VENEZIA - Alberto Stefani l'ha chiamata "Autonomia orizzontale», perché i maggiori poteri a suo dire si possono ottenere «anche senza leggi quadro», magari con un semplice emendamento, come è avvenuto con la riforma della Holding autostradale. Ma è necessaria una pre-condizione: «Fare squadra». «È inutile - ha detto il governatore - parlare qui a Venezia di certi temi se poi a Roma fanno diversamente, quello che ci serve è una filiera istituzionale veneta».

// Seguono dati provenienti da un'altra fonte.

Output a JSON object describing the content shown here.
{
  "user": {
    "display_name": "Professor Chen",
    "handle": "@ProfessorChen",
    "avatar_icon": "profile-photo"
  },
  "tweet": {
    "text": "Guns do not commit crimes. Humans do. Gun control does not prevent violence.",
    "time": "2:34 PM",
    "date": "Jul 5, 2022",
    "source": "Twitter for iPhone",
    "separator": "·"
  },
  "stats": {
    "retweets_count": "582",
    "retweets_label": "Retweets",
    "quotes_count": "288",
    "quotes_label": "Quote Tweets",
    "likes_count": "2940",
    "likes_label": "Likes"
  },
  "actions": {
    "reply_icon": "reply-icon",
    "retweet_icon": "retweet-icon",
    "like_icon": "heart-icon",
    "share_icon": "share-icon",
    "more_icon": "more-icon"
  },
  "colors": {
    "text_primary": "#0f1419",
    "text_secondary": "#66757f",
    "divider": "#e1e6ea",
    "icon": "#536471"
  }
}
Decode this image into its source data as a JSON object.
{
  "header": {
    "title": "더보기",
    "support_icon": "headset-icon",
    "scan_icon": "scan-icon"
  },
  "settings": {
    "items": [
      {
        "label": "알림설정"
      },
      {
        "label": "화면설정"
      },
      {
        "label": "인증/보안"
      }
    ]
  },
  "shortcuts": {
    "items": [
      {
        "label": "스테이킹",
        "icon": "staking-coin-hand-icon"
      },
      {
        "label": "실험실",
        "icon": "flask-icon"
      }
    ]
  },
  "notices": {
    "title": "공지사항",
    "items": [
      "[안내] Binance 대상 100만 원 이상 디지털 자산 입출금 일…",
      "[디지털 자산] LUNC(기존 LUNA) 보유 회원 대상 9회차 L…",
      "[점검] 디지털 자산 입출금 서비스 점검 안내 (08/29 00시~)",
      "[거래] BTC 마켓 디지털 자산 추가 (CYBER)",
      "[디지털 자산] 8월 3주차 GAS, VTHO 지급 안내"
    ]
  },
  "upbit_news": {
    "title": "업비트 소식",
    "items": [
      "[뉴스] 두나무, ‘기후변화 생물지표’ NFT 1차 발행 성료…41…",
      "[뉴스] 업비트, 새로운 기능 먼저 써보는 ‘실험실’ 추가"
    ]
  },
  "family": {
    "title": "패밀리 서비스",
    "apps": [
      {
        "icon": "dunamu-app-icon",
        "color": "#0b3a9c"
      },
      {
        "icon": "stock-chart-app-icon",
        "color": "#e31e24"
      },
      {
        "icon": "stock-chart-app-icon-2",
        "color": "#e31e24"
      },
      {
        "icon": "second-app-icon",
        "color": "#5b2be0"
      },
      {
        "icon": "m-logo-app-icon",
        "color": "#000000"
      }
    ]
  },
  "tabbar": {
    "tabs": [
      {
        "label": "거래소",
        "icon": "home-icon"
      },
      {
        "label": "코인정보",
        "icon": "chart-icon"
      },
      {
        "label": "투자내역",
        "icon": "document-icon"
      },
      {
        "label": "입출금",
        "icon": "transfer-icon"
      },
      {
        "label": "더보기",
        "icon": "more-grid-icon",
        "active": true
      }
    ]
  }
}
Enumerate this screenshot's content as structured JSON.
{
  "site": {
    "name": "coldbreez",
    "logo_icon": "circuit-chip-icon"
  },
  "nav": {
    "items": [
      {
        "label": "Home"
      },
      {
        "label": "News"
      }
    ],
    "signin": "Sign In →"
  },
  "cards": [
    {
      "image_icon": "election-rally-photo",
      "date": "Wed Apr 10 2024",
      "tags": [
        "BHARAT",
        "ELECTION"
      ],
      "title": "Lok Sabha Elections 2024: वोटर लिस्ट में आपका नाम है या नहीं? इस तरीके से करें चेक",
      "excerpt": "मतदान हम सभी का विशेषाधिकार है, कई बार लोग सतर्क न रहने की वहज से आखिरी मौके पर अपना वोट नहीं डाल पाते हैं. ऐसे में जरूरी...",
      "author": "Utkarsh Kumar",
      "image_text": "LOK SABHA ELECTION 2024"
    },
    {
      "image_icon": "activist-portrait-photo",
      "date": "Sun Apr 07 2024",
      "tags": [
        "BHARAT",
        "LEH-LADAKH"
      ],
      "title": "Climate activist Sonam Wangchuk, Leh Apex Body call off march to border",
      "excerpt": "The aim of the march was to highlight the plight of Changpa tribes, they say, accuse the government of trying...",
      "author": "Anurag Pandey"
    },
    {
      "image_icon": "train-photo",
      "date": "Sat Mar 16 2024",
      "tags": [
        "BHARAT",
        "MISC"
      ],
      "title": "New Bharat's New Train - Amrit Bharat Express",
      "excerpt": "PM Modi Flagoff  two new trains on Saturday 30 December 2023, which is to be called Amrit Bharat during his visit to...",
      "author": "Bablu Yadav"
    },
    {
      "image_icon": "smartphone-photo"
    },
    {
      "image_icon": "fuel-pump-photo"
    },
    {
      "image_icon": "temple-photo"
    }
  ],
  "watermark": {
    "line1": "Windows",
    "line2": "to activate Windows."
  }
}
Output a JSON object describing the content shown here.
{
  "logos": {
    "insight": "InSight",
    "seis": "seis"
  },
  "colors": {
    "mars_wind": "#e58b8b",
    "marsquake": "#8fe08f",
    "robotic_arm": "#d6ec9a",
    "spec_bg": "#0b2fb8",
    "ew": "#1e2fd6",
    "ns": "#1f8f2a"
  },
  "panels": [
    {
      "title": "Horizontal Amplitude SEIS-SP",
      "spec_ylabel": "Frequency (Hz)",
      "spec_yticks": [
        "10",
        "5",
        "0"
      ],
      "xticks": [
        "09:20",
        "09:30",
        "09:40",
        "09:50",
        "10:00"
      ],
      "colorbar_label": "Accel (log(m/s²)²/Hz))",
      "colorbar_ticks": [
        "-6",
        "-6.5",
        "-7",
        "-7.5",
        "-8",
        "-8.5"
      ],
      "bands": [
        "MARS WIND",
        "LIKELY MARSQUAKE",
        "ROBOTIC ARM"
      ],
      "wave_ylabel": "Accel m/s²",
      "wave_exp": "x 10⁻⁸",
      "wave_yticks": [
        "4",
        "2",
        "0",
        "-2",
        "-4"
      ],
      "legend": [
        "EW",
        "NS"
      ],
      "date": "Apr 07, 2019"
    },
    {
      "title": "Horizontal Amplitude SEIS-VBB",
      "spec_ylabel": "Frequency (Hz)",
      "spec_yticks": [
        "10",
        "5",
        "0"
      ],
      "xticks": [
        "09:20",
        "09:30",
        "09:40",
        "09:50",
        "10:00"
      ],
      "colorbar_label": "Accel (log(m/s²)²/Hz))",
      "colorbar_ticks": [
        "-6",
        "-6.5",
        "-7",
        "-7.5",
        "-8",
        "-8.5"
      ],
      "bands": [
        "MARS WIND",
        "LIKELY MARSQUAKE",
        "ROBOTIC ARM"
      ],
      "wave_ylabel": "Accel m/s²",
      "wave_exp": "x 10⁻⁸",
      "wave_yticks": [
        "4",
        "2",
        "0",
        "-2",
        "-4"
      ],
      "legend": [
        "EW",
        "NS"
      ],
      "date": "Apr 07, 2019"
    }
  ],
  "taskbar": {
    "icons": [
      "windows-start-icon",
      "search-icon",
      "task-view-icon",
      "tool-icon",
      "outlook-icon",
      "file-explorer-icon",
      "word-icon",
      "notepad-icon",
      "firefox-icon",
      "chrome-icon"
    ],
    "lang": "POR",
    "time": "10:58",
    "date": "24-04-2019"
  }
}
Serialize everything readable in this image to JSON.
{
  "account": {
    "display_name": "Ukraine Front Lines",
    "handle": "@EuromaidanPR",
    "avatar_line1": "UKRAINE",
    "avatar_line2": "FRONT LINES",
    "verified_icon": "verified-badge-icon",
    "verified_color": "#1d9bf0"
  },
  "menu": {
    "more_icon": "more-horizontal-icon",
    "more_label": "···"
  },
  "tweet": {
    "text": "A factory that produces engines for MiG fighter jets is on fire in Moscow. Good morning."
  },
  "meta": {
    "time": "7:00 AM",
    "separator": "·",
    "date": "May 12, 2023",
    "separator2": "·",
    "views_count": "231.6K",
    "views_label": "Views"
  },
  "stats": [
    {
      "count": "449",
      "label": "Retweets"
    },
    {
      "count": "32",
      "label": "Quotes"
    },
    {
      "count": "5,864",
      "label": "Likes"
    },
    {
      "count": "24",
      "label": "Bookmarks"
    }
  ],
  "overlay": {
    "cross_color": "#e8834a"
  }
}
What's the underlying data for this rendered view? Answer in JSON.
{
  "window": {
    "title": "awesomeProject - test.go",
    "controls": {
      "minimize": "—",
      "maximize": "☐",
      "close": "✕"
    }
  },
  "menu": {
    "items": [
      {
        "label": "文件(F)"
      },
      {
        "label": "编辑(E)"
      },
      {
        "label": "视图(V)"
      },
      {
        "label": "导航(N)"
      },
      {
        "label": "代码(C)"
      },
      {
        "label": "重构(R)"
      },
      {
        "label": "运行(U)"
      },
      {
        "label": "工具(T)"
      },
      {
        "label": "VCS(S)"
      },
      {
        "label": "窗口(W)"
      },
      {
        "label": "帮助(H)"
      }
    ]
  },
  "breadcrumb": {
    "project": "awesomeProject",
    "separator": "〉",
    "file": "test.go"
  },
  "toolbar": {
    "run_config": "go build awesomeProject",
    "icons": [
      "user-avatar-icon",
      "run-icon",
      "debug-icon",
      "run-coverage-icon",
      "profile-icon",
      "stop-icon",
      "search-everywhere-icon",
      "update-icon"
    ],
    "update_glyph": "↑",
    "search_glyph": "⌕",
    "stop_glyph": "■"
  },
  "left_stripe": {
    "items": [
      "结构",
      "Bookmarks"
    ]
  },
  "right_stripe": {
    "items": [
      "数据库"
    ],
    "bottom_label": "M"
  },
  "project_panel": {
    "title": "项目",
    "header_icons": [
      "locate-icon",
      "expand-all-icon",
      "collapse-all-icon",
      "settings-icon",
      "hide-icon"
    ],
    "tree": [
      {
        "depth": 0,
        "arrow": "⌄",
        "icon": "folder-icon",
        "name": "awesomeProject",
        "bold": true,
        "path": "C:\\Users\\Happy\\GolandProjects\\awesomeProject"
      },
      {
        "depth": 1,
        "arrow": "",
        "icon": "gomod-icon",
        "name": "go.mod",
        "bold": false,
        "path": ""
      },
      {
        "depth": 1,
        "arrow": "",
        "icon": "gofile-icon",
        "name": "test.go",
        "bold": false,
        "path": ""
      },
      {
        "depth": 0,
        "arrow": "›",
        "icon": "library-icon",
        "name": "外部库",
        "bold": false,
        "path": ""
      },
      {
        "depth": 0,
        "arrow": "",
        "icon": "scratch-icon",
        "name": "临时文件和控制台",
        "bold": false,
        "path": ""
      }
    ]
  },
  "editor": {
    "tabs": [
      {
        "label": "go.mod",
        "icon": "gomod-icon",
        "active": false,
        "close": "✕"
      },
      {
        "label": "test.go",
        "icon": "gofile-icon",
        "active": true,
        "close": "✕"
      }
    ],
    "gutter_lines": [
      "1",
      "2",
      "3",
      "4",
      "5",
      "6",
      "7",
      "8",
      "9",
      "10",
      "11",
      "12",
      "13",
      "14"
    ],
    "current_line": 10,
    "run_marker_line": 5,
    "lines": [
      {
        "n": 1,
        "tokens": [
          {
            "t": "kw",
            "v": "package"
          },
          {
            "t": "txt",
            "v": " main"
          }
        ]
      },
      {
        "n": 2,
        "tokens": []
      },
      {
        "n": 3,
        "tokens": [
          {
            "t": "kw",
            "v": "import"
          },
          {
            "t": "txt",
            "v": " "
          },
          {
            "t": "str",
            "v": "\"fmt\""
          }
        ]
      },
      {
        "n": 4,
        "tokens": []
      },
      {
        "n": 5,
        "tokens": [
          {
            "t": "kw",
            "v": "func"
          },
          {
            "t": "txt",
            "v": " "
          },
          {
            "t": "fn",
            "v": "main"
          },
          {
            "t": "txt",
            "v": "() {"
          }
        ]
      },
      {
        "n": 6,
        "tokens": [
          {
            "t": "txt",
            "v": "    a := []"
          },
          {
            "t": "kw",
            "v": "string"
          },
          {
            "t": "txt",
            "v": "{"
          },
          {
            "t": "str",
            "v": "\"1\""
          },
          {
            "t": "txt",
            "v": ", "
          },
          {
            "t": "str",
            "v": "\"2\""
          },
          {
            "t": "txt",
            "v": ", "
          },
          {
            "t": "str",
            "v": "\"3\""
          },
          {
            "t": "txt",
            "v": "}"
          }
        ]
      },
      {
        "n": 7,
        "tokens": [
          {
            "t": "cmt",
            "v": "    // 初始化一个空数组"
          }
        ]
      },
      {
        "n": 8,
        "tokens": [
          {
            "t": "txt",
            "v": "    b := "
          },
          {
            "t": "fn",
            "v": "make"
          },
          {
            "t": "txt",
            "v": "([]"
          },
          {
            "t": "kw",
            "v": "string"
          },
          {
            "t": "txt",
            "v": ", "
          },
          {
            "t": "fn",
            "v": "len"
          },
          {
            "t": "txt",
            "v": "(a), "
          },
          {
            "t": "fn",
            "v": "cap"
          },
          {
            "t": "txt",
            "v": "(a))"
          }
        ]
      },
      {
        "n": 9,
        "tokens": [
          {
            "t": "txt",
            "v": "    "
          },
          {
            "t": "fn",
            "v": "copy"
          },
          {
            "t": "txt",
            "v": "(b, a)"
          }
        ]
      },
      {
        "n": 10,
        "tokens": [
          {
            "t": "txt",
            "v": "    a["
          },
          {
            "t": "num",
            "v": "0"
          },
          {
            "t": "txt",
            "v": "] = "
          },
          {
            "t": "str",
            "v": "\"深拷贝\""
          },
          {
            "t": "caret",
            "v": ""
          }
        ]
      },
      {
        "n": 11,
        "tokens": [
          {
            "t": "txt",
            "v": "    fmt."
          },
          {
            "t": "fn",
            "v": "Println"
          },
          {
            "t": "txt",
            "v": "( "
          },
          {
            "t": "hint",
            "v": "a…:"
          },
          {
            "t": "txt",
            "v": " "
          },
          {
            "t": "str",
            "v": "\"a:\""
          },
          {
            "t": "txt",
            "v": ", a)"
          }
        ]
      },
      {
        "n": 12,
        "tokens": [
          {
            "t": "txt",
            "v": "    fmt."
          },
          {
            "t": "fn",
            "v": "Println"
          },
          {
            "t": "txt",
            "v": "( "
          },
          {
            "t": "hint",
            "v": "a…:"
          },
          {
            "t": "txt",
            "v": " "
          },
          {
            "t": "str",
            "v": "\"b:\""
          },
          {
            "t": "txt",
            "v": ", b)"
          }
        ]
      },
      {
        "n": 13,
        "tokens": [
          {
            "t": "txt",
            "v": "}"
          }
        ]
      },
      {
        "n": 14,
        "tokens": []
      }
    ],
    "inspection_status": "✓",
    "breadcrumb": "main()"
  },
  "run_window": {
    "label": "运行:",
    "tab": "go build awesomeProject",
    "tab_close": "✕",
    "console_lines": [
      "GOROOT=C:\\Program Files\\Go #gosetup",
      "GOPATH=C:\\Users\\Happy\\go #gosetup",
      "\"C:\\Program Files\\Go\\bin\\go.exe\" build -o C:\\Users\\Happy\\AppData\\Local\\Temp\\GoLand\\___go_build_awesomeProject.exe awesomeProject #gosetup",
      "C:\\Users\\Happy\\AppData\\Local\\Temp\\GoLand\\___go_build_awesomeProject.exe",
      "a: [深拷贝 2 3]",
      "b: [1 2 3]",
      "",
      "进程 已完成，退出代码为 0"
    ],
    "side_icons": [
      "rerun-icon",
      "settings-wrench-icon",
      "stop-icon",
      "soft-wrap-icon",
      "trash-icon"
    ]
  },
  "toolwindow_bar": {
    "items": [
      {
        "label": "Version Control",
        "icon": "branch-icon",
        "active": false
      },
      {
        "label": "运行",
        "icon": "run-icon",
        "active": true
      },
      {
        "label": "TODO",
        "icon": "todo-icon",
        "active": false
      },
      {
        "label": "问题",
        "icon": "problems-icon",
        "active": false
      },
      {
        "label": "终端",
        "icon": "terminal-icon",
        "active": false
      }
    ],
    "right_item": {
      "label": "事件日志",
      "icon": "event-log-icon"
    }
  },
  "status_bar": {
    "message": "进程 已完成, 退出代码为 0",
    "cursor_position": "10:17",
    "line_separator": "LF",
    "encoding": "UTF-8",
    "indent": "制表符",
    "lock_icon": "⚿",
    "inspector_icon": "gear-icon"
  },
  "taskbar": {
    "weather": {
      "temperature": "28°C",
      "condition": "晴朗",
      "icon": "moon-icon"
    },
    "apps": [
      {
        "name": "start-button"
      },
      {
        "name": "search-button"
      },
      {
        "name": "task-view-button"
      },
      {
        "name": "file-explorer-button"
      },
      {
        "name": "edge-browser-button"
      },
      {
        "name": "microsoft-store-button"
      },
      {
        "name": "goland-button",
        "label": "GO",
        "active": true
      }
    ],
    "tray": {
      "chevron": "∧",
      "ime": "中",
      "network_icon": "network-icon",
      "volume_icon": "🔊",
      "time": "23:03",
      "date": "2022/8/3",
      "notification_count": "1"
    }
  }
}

Otto e anni e mezzo dopo il primo voto in aula perché iniziasse la trattativa sull'Autonomia differenziata con il Governo, il consiglio regionale del Veneto è tornato ieri sull'argomento rinnovando il mandato al governatore a proseguire la negoziazione con Roma. Rispetto al 2017, oltre al cambio del presidente, all'epoca Luca Zaia, oggi Alberto Stefani, è cambiato anche lo scenario: si tratta intanto su quattro materie (e non su 23) e ci sono tutti i presupposti per arrivare all'intesa a brevissimo su Protezione civile, Previdenza, Professioni, Salute (anche se poi l'iter non sarà così celere perché è necessario il passaggio in Parlamento). Ma, appunto, è cambiata la prospettiva. E sono cambiati anche gli umori all'interno degli schieramenti: il centrosinistra si è di fatto spaccato perché Alleanza Verdi Sinistra con Carlo Cunegato ed Elena Ostanel non ha condiviso la mozione del dem e speaker della minoranza Giovanni Manildo, benché poi bocciata dal centrodestra, che di fatto dava il via libera alla trattativa sull'Autonomia («Impegna il presidente del Veneto ad avviare una nuova fase e un nuovo percorso per il conseguimento dell'autonomia differenziata, coinvolgendo la rinnovata assemblea legislativa e promuovendo un ampio confronto con la società veneta»). Ma anche all'interno della maggioranza ci sono state voci critiche su questa trattativa con Roma: Alessio Morosin della Liga Veneta Repubblica ha parlato di «Stato sleale» (e FdI con Matteo Baldan non ha gradito), chiedendo ad «Alberto» di porre sul tavolo «una minaccia legale di disobbedienza fiscale». Alla fine è comunque passata la mozione della maggioranza firmata dai capigruppo Barbisan, Borgia, Pressi, Bozza, Brescacin, Morosin e Pasqualon che impegna il governatore a proseguire il percorso negoziale secondo quanto previsto nell'Accordo preliminare firmato lo scorso 18 novembre dall'allora presidente Zaia e dal ministro Calderoli.